Sempre più volgendo a sinistra, verso le otto del mattino vediamo il primo segno d'uomini in quella solitudine; una casa sopra un rialzo di terreno e un muro di cinta, che indica una fattoria. È il casale, anzi l'osteria della Cecchina. C'è un oste, ma senza vino, bensì con un pozzo in mezzo al cortile, e perciò con dell'acqua a volontà; un'acqua che egli ci offre, o ci lascia prendere, rompendola con una filza di sagrati. Par di sentire il locandiere di Rieti.

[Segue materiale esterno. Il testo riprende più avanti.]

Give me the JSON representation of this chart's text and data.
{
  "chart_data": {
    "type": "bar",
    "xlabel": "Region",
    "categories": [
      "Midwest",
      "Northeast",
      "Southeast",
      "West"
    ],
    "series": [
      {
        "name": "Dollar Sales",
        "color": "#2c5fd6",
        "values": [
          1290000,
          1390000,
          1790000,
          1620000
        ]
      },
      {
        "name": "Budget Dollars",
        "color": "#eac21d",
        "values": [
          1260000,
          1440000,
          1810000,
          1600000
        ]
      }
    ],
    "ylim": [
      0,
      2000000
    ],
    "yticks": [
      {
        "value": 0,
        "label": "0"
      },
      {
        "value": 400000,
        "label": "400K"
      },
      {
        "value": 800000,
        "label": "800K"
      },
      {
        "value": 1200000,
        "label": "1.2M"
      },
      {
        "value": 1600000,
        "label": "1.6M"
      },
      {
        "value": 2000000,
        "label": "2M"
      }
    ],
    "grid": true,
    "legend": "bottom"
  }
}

Riposiamo un tratto, bevendo acqua, e ci frughiamo nelle tasche per ritrovare un'ultima crosta di pane. Improvvisamente, si dà il comando di rimetterci in marcia. Si sono sentiti degli spari, laggiù a mezzogiorno. Corriamo uscendo dal cortile, per una carraia che va verso Roma. Che cos'era avvenuto? Garibaldi, uso a muover sempre alla testa delle proprie avanguardie, aveva incontrato laggiù, a Casal de' Pazzi, una vedetta nemica; quattro o cinque cavalieri pontificii, che avevano scaricate contro di lui le loro pistole d'arcione, fuggendo tosto a galoppo, a carriera. Egli era rimasto illeso; ferito appena, ma leggermente, uno de' suoi ufficiali.
Ci avviciniamo anche noi a Casal de' Pazzi, dove abbiamo queste notizie. La fabbrica non è di casale che nella apparente rusticità dell'intonaco: nel complesso della membratura è un palazzo, e ci pare un castello murato tra il cinquecento e il seicento; rammodernato nell'ottocento, s'intende. Sarà quel che vorrà essere; io, curioso della campagna e della prospettiva, non sono entrato a vederlo.